Rajapakse government cannot fulfil needs of workers and poor
“This battle has reached its bitter end…We have decided to silence our guns”. The dramatic announcement on the website of the Liberation Tigers of Tamil Eelam (LTTE), on Sunday 17 May, seemed to indicate that the 26 year-long civil war in Sri Lanka had ended. The LTTE has suffered a crushing defeat. Once it controlled roughly one third of the territory of the island, including more than half of its coast-line.
With the help of significant defections, such as that of its Eastern commander, Karuna, and with huge backing from China, as well as India, the Rajapakse government has been able to pursue this war ruthlessly, ignoring mass protests in London, Canada and elsewhere, as well as hypocritical bleating from governments abroad.
Before the beginning of this year, the death toll was over 70,000. Since the final, bloody offensive of the Sri Lankan Army was begun at the beginning of this year, there are estimates of between 7,000 and 20,000 more dead – mostly civilians trapped in the conflict zone, many injured and left to die where they lay. For more than a week, no medical or food aid could reach them. Doctors in the ‘no-fire’ zone were forced to abandon the only makeshift hospital as it was shelled by the Sri Lankan army (which had declared weeks before that it was stopping the use of heavy artillery!).
Confident of victory, even before confirmation of the death of LTTE leader, Velupillai Prabhakaran, Sri Lankan president, Mahinda Rajapakse, announced an end to the war.
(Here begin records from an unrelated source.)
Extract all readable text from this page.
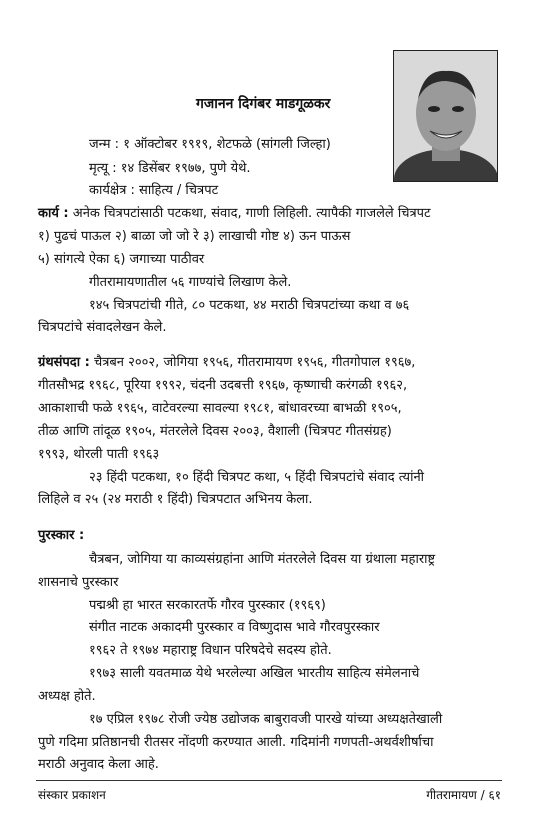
गजानन दिगंबर माडगूळकर
जन्म : १ ऑक्टोबर १९१९, शेटफळे (सांगली जिल्हा)
मृत्यू : १४ डिसेंबर १९७७, पुणे येथे.
कार्यक्षेत्र : साहित्य / चित्रपट
कार्य : अनेक चित्रपटांसाठी पटकथा, संवाद, गाणी लिहिली. त्यापैकी गाजलेले चित्रपट
१) पुढचं पाऊल २) बाळा जो जो रे ३) लाखाची गोष्ट ४) ऊन पाऊस
५) सांगत्ये ऐका ६) जगाच्या पाठीवर
गीतरामायणातील ५६ गाण्यांचे लिखाण केले.
१४५ चित्रपटांची गीते, ८० पटकथा, ४४ मराठी चित्रपटांच्या कथा व ७६
चित्रपटांचे संवादलेखन केले.
ग्रंथसंपदा : चैत्रबन २००२, जोगिया १९५६, गीतरामायण १९५६, गीतगोपाल १९६७,
गीतसौभद्र १९६८, पूरिया १९९२, चंदनी उदबत्ती १९६७, कृष्णाची करंगळी १९६२,
आकाशाची फळे १९६५, वाटेवरल्या सावल्या १९८१, बांधावरच्या बाभळी १९०५,
तीळ आणि तांदूळ १९०५, मंतरलेले दिवस २००३, वैशाली (चित्रपट गीतसंग्रह)
१९९३, थोरली पाती १९६३
२३ हिंदी पटकथा, १० हिंदी चित्रपट कथा, ५ हिंदी चित्रपटांचे संवाद त्यांनी
लिहिले व २५ (२४ मराठी १ हिंदी) चित्रपटात अभिनय केला.
पुरस्कार :
चैत्रबन, जोगिया या काव्यसंग्रहांना आणि मंतरलेले दिवस या ग्रंथाला महाराष्ट्र
शासनाचे पुरस्कार
पद्मश्री हा भारत सरकारतर्फे गौरव पुरस्कार (१९६९)
संगीत नाटक अकादमी पुरस्कार व विष्णुदास भावे गौरवपुरस्कार
१९६२ ते १९७४ महाराष्ट्र विधान परिषदेचे सदस्य होते.
१९७३ साली यवतमाळ येथे भरलेल्या अखिल भारतीय साहित्य संमेलनाचे
अध्यक्ष होते.
१७ एप्रिल १९७८ रोजी ज्येष्ठ उद्योजक बाबुरावजी पारखे यांच्या अध्यक्षतेखाली
पुणे गदिमा प्रतिष्ठानची रीतसर नोंदणी करण्यात आली. गदिमांनी गणपती-अथर्वशीर्षाचा
मराठी अनुवाद केला आहे.
संस्कार प्रकाशन	गीतरामायण / ६१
For him, this meant the achievement of his avowed aim, at the time of his election in 2005, of establishing a unitary nation with no autonomy for the minority Tamil population in the North and East.
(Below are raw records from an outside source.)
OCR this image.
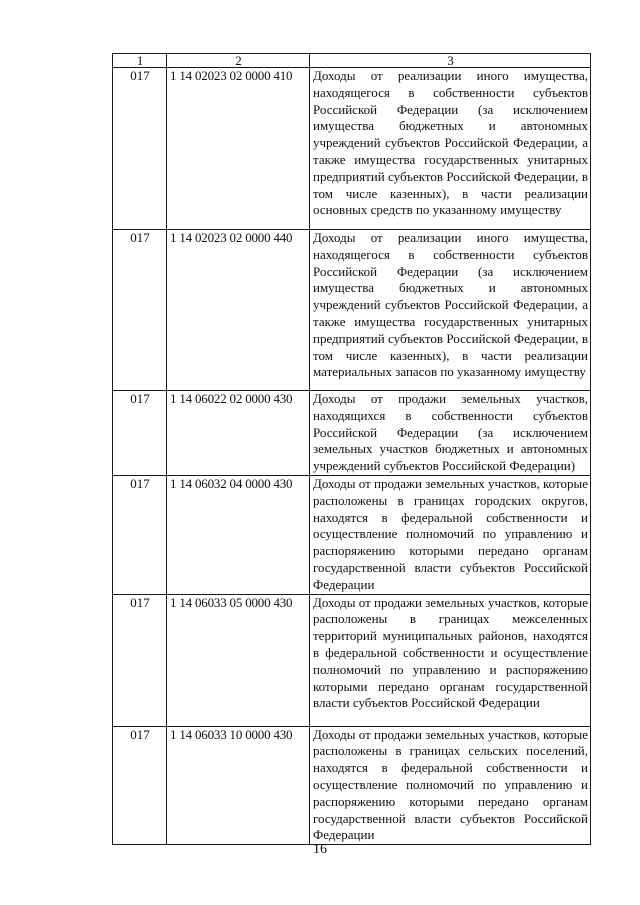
1	2	3
017	1 14 02023 02 0000 410	Доходы от реализации иного имущества, находящегося в собственности субъектов Российской Федерации (за исключением имущества бюджетных и автономных учреждений субъектов Российской Федерации, а также имущества государственных унитарных предприятий субъектов Российской Федерации, в том числе казенных), в части реализации основных средств по указанному имуществу
017	1 14 02023 02 0000 440	Доходы от реализации иного имущества, находящегося в собственности субъектов Российской Федерации (за исключением имущества бюджетных и автономных учреждений субъектов Российской Федерации, а также имущества государственных унитарных предприятий субъектов Российской Федерации, в том числе казенных), в части реализации материальных запасов по указанному имуществу
017	1 14 06022 02 0000 430	Доходы от продажи земельных участков, находящихся в собственности субъектов Российской Федерации (за исключением земельных участков бюджетных и автономных учреждений субъектов Российской Федерации)
017	1 14 06032 04 0000 430	Доходы от продажи земельных участков, которые расположены в границах городских округов, находятся в федеральной собственности и осуществление полномочий по управлению и распоряжению которыми передано органам государственной власти субъектов Российской Федерации
017	1 14 06033 05 0000 430	Доходы от продажи земельных участков, которые расположены в границах межселенных территорий муниципальных районов, находятся в федеральной собственности и осуществление полномочий по управлению и распоряжению которыми передано органам государственной власти субъектов Российской Федерации
017	1 14 06033 10 0000 430	Доходы от продажи земельных участков, которые расположены в границах сельских поселений, находятся в федеральной собственности и осуществление полномочий по управлению и распоряжению которыми передано органам государственной власти субъектов Российской Федерации
16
For Tamils throughout the island, the ‘celebratory’ firecrackers set off in the streets on government orders from Sunday onwards, appeared to seal their fate as an oppressed, subject nation under a triumphant Sinhala chauvinist regime. For the hundreds of thousands displaced by the months of fighting, many now held prisoner in up to 40 government camps (55,000 of them children), the future holds only hunger, disease, death, homelessness, poverty and unimaginable misery.
BBC and other analysts refer to the brutal manner in which the government has pursued its military victory as radicalising a new generation of Tamils, both on the island and in the diaspora, who feel humiliated and angry. Mangala Samaweera, former member of Rajapakse’s Sri Lanka Freedom Party, and foreign minister in his government, says “The carnage…has fostered calls among formerly moderate Tamils for a separate state. I fear hundreds of Prabhakarans have been created”. Robert Templar of the International Crisis Group warns: “It’s easy to imagine one of the newly energised generation stepping in to fill the void”.
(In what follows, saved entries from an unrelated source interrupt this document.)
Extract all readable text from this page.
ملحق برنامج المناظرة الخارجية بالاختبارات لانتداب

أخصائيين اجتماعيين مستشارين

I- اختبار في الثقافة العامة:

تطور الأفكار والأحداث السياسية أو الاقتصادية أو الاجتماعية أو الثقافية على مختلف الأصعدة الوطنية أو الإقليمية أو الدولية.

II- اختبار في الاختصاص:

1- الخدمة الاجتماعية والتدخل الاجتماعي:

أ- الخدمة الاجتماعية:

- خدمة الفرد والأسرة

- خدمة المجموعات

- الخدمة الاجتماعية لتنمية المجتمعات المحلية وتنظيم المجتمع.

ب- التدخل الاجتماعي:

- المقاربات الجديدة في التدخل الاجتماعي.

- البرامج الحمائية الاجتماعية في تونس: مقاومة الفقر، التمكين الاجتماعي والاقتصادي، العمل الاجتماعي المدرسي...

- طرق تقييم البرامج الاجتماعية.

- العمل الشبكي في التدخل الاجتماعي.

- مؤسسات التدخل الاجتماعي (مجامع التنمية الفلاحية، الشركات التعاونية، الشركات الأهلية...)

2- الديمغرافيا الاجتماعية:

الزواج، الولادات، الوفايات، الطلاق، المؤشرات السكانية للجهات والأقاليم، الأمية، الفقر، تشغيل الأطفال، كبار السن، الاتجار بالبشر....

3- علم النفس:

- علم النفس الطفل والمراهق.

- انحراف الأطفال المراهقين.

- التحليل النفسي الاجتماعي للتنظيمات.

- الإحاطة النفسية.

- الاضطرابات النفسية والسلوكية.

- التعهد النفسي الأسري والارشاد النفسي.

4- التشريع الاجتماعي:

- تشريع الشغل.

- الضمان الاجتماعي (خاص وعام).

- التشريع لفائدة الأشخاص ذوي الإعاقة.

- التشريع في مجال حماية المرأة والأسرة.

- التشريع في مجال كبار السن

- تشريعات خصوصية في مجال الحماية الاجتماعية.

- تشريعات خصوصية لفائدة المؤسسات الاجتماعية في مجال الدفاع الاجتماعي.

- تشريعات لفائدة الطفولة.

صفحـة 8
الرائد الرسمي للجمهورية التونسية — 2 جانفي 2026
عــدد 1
No end to national question
Whether the Tiger leader was killed by the Sri Lankan Army or took his own life, along with other fighters in the last bit of jungle they controlled, his death marks only the end of the present phase of the national conflict in Sri Lanka. Rejoicing Sinhalese workers, like the driver, W.S.C.Bandula, quoted in the Times (London, 18 May), will be sorely disappointed. “We can look forward to better lives, better security, a better economy”, he believes.
Unfortunately, the highly indebted capitalist government of Rajapakse, cannot assure lasting peace, let alone prosperity for the workers and poor people of Sri Lanka – Sinhalese as well as Tamil. The huge task of saving the lives and rebuilding the homes and livelihoods of the people of the North will require far more than the $1.9 billion loan being sought from the IMF and at present blocked by the Obama administration.
The Tamil people must have the chance to choose freely and fairly their own representatives and to decide how they want the majority Tamil areas to be run. The United Socialist Party (CWI, Sri Lanka) has always defended these rights and those of minorities – Muslim and Sinhala – within those areas. It advocates socialist policies of public ownership and control of land and industry by workers and poor people, as the only way to overcome the massive national and economic problems that burden the struggling working population today. That also means campaigning to remove the present ruling clique by united trade union and political struggle.
The rights of Sinhalese as well as Tamils have been trampled on by the Rajapakse regime in the name of the war against terror. Sooner or later this near-dictatorship will be exposed for what it is.